In March I wrote about an American Airlines flight attendant risking discipline for wearing a face mask. A manager in Boston left this crewmember a threatening voicemail. American’s official explanation was that CDC guidelines said masks weren’t necessary. They reversed themselves within a day, and now even requires them for customers.
Masks by the way do help but cloth masks are probably insufficient. Disposable surgical masks are better. The virus though is believed to enter the body not just through the nose and mouth but also potentially through the eyes and even respirator masks don’t cover those.

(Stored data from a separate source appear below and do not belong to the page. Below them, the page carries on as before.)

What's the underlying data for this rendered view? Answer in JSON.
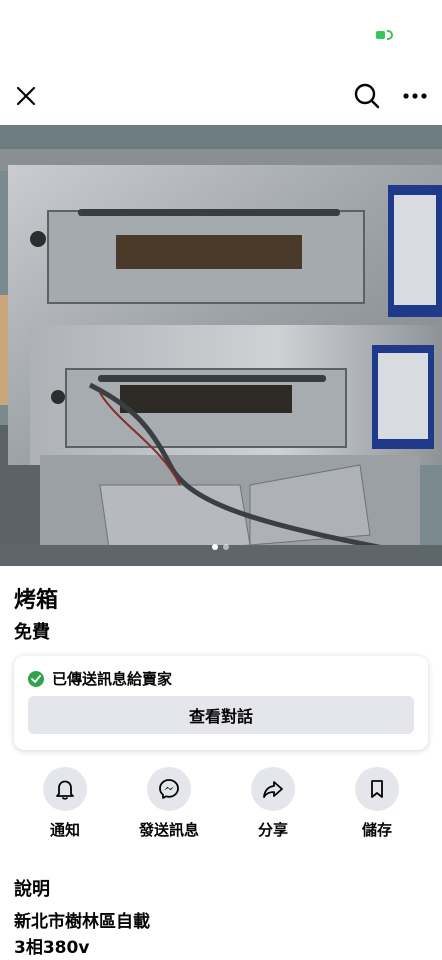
{
  "status_bar": {
    "battery_color": "#34c759"
  },
  "nav": {
    "close_icon": "close-icon",
    "search_icon": "search-icon",
    "more_icon": "more-horizontal-icon"
  },
  "photo": {
    "page_count": 2,
    "current_page": 1
  },
  "listing": {
    "title": "烤箱",
    "price": "免費"
  },
  "message": {
    "status": "已傳送訊息給賣家",
    "view_button": "查看對話",
    "status_color": "#31a24c"
  },
  "actions": [
    {
      "label": "通知",
      "icon": "bell-icon"
    },
    {
      "label": "發送訊息",
      "icon": "messenger-icon"
    },
    {
      "label": "分享",
      "icon": "share-icon"
    },
    {
      "label": "儲存",
      "icon": "bookmark-icon"
    }
  ],
  "description": {
    "heading": "說明",
    "lines": [
      "新北市樹林區自載",
      "3相380v"
    ]
  }
}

Ultimately U.S. airlines – and not just Delta – care about their image. While face masks signal that passengers can feel comfortable, at some point wearing protective gear will send the message to passengers that flying isn’t safe.
I do think that – beyond complying with OSHA-type standards, and without running afoul of discrimination law – airlines ought to be able to project the image they want and tell employees if they aren’t willing to go along with that they should look for other work.
However for the duration of the federal COVID-19 emergency declaration I’d take a relaxed approach to appearance standards to accommodate employee desires for protective equipment that does not pose a challenge for the safe operation of the aircraft.